Bezirksliga Ost

Neuer MSV-Trainer Sakarya will „das Unmögliche möglich machen“

02. Juli 2021, 14:58 Uhr

Engin Sakarya wird vom Zweit-Herren- zum Liga-Trainer beim MSV Hamburg befördert. Foto: privat

Am letzten Juli-Wochenende startet der MSV Hamburg mit dem Auftaktduell im LOTTO-Pokal beim Barsbütteler SV in die Saison 2021/22. Knapp vier Wochen vor dem Aufeinandertreffen stehen die Mümmelmannsberger jedoch vor dem Nichts. Unlängst hatte Liga-Manager Bilal Dilekoglu uns gegenüber seinen sofortigen Rücktrifft verkündet. Doch nicht nur das. Auch der gerade erst verpflichtete Zafer Temirci, der das Traineramt an der Kandinskyallee übernehmen sollte, und die gesamte Mannschaft werden dem Club den Rücken kehren. Grund: Ärger mit dem Vorstand (HIER mehr dazu).

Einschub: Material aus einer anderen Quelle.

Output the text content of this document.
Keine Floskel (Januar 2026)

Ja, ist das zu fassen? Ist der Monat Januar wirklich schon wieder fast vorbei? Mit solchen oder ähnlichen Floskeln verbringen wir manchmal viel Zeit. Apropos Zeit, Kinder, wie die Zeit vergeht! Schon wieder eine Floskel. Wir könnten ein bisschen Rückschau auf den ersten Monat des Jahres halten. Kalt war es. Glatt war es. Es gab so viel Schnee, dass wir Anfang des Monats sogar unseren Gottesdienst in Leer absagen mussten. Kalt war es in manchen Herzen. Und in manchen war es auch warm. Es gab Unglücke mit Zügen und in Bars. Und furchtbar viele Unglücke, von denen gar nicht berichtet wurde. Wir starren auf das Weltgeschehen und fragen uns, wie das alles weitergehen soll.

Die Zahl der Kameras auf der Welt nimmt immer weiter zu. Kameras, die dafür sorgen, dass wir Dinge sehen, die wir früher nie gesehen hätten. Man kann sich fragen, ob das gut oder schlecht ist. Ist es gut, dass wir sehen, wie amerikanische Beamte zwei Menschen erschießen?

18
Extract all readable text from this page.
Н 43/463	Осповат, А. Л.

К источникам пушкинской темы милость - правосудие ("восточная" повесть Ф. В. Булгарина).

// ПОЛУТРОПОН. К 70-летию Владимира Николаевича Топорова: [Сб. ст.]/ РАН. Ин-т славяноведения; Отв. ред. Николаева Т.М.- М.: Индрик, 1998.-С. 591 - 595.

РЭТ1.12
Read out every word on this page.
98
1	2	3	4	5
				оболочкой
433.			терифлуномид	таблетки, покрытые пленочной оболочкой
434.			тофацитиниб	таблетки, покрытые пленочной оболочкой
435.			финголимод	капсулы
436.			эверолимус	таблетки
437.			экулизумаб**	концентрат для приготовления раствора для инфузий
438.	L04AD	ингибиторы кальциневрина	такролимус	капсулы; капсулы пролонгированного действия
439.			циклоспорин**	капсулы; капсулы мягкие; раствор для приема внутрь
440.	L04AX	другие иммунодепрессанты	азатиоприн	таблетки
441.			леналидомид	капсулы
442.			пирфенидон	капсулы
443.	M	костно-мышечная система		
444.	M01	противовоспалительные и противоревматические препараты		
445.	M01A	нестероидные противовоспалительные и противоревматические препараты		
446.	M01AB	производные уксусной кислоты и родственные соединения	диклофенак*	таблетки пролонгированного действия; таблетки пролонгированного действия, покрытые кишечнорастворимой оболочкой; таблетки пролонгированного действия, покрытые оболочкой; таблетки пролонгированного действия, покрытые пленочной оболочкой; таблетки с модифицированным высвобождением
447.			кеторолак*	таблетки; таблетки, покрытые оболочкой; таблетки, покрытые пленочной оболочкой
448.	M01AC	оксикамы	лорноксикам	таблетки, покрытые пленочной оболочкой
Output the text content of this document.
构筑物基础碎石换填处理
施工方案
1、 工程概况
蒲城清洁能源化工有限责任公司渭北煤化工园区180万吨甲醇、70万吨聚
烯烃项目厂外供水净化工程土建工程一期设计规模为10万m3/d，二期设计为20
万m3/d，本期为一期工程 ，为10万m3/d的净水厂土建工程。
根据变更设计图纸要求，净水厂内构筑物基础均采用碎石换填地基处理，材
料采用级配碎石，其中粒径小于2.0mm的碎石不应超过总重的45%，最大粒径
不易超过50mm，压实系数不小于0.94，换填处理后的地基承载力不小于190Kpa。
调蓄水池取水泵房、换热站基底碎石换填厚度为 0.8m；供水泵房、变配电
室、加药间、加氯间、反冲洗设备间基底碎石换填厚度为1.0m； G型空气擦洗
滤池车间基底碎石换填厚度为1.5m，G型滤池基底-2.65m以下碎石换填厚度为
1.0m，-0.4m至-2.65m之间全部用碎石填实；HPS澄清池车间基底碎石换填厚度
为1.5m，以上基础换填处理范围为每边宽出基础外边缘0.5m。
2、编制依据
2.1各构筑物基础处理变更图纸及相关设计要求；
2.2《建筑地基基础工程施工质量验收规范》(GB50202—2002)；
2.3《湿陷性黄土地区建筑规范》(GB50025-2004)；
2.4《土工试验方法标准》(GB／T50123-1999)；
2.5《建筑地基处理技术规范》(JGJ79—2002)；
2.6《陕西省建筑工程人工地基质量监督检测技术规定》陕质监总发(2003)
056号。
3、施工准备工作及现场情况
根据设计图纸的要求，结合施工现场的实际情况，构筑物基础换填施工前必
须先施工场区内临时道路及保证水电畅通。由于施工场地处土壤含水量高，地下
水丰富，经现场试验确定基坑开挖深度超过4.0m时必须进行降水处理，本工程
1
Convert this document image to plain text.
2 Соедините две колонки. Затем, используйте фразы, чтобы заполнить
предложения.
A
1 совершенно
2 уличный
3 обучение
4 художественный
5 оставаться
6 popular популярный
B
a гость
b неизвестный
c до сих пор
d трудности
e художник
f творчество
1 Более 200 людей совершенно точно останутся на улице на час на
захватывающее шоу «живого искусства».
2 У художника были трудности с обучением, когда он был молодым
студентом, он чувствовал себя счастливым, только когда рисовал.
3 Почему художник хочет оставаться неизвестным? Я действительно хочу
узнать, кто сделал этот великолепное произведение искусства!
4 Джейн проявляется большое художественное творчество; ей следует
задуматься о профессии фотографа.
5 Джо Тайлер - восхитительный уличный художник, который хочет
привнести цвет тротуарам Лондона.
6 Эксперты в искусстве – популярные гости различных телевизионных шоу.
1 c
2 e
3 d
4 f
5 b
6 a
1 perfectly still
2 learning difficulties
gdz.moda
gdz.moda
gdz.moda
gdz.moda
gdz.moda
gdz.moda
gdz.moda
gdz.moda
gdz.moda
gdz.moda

Wie geht es also weiter beim MSV Hamburg? Fakt ist, dass man den Bezirksliga-Startplatz behalten will. Und das mit einem neuen Mann auf der Kommandobrücke. Denn: Wie uns Engin Sakarya verrät, wird er die Herkulesaufgabe bei der Liga-Mannschaft in Angriff nehmen! Sakarya übernahm im vergangenen Sommer die Zweitvertretung des MSV und nahm diverse Spieler von seiner vorherigen Station bei HT 16 III mit an die Kandinskyallee. Nun wurde er zum neuen Liga-Cheftrainer befördert. „Ich weiß, dass es eine brutale und fast unmögliche Aufgabe ist“, berichtet uns Sakarya, der aktuell im Türkei-Urlaub weilt. Die Meldung vom Rücktritt der kompletten Führungsriege traf ihn aus heiterem Himmel. Nun muss er innerhalb kürzester Zeit eine schlagkräftige Mannschaft für die Bezirksliga zusammenstellen.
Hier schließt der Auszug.